Wednesday, April 24, 2024

Robotic Guide Dog can lead blind people around obstacles

Guide dogs play a critical role in our society by helping the frail, elderly, or visually impaired people navigate the world. However, a well-behaved guide dog usually needs to be selected and trained individually. In addition, the skills from one dog cannot be transferred to another one. This makes training guide dogs both time and labor-intensive, with the process not easily scalable. With recent progress in robotics, an autonomous robot could potentially take over this responsibility.

A team of scientists from the University of California, Berkeley, has developed a four-legged, dog-like robot to safely guide people with a lead, even when faced with obstacles and narrow passages. The Robotic Guide Dog can navigate visually impaired people far more effectively than a flesh and blood dog ever could. At least, that is what its creators are convinced of.

As a hardware platform, they used the Mini Cheetah four-legged robot, created by their colleagues at the Massachusetts Institute of Technology. The robot is equipped with a laser-ranging system to create an accurate map of its surroundings and a camera to track the human it is guiding.

The Robotic Guide Dog will use a guiding software that is automatically downloaded into the machines and can be updated over time, according to the project leader Zhongyu Li.
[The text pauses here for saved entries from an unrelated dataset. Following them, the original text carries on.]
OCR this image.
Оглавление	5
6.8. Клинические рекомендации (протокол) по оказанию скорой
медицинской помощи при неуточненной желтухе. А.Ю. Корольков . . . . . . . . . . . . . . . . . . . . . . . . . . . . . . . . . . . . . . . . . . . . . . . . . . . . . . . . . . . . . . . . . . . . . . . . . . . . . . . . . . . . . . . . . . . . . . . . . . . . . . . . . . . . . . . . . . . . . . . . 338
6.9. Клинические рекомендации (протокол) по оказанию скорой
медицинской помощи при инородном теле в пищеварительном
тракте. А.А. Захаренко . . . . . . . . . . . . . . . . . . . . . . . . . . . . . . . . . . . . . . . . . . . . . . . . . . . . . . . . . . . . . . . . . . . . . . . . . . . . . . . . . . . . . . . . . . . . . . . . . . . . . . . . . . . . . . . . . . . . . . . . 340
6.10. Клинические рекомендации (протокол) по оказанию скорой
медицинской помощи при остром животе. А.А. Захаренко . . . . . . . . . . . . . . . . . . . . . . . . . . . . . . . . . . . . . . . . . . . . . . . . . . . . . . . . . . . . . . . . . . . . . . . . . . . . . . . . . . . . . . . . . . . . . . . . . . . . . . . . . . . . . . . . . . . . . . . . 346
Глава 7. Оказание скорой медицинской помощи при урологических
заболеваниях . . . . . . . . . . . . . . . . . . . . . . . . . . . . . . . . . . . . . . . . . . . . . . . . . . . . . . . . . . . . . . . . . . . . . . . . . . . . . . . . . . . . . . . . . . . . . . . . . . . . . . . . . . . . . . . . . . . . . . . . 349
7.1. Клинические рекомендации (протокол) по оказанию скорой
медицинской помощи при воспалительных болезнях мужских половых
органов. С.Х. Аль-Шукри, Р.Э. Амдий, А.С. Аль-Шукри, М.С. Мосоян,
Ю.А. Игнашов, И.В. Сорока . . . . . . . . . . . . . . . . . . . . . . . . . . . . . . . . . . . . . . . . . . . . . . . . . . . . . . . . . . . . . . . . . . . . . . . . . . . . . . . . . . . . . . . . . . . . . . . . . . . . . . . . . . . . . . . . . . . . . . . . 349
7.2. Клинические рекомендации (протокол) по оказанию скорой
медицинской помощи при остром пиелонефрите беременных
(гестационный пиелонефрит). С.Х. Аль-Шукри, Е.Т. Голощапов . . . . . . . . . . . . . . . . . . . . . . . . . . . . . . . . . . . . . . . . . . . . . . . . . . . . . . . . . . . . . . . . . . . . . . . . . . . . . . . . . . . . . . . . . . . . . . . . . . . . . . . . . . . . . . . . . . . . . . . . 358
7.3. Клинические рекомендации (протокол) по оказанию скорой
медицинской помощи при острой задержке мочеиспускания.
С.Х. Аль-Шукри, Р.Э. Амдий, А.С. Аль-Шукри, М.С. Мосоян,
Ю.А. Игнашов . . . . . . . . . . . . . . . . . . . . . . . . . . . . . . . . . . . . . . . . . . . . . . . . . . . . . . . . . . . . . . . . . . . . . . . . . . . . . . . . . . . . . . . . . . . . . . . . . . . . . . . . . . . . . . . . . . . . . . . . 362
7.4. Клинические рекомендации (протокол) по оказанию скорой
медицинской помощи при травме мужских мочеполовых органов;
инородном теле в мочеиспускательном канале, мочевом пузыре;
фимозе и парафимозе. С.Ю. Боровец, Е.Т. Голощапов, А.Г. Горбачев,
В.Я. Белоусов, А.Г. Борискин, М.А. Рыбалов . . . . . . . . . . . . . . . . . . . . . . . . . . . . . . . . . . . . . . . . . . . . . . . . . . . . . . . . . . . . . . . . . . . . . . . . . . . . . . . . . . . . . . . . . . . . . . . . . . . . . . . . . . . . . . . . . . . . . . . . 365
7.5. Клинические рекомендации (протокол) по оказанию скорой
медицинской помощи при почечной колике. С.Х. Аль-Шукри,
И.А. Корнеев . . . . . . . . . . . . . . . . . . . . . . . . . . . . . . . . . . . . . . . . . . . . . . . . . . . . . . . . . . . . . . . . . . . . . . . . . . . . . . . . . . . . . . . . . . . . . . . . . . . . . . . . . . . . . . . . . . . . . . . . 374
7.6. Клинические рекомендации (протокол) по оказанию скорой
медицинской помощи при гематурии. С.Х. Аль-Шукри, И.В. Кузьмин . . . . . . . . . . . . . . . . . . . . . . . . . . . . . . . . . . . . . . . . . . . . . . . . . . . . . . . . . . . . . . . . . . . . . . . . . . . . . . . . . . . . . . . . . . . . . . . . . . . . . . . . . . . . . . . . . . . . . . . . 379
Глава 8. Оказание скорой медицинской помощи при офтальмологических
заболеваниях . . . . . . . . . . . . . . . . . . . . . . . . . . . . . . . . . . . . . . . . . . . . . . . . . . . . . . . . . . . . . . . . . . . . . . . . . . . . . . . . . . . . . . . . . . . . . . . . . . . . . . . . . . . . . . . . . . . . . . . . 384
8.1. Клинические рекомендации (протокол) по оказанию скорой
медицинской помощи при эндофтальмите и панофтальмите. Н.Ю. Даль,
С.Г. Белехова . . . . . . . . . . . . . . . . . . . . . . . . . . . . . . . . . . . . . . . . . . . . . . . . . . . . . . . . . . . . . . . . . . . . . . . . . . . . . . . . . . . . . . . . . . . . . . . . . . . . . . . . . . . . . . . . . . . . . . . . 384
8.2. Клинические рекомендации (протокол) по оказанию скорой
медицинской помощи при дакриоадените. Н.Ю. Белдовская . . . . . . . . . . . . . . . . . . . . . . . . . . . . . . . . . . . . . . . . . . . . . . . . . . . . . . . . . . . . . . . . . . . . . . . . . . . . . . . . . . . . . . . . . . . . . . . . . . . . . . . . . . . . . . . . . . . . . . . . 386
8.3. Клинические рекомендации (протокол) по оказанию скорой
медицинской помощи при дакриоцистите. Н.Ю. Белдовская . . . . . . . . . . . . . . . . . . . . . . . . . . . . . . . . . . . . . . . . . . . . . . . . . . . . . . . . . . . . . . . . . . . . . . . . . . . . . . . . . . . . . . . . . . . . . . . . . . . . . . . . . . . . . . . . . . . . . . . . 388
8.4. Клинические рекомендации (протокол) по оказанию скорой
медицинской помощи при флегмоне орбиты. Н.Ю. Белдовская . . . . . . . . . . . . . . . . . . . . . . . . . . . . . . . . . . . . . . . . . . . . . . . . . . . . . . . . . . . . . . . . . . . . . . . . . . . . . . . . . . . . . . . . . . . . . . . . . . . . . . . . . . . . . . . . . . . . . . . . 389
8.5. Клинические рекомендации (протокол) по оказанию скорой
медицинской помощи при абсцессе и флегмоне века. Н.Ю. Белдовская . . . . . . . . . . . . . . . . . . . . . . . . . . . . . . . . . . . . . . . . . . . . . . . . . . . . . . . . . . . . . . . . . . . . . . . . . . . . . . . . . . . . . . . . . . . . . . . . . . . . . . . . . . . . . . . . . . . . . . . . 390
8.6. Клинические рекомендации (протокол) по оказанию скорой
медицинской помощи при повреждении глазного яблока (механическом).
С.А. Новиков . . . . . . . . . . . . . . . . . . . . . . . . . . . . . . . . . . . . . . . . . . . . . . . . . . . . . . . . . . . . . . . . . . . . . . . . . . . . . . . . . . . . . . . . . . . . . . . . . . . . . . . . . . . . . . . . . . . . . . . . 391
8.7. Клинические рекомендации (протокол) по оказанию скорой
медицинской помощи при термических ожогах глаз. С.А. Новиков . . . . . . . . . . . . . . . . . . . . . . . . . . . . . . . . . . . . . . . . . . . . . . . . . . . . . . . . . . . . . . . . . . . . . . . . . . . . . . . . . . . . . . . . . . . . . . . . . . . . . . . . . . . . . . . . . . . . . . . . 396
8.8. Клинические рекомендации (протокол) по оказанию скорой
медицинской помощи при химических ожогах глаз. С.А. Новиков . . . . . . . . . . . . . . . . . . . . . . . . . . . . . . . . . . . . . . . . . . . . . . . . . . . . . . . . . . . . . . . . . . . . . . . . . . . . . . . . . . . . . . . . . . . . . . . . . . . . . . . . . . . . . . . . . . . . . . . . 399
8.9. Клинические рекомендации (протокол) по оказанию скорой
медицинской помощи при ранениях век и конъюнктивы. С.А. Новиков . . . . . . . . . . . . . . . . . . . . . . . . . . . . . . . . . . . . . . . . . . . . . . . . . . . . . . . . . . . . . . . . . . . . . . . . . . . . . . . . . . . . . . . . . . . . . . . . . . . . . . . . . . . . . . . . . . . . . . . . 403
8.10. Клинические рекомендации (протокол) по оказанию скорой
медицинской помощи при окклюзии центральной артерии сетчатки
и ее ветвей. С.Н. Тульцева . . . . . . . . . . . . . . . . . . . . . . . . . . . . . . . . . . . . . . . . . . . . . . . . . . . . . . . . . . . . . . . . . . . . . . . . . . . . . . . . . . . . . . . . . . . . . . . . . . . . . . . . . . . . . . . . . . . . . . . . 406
Using a robotic guide dog, we can directly deploy our code from one robot to another,” Li told New Scientist. “As time goes by and the hardware becomes more affordable, we can actually use this kind of dog to help, to serve, humans.”

There’s still work to be done before the robots are ready to hit the streets. But at the moment, as is impressively demonstrated by a video, they can already keep an eye on their master while steering them autonomously around obstacles using lasers.

Mr. Li and colleagues tested the bot guiding three blindfolded people around an obstacle course the included narrow section less than three feet across – and they reported that it proved successful in each instance.

However, guide dog owners are unlikely to build the same rapport with a robot that they do with their flesh and blood companions, Tim Stafford from the UK charity Guide Dogs told New Scientist. “They value their dog as a partner, companion, and family member, as well as a guide dog,” Stafford said. “It is this deep bond that makes the relationship unique and so much more than just a way to get around safely.

In the future, the team imagines people being able to sync their computer or smartphone calendars with the robot. And using GPS, the guide robodog could help visually impaired people actively navigate from one place to another. A real dog can never do that.

An article on development will be presented at the ICRA 2021 conference and is available as a preprint on the arXiv repository.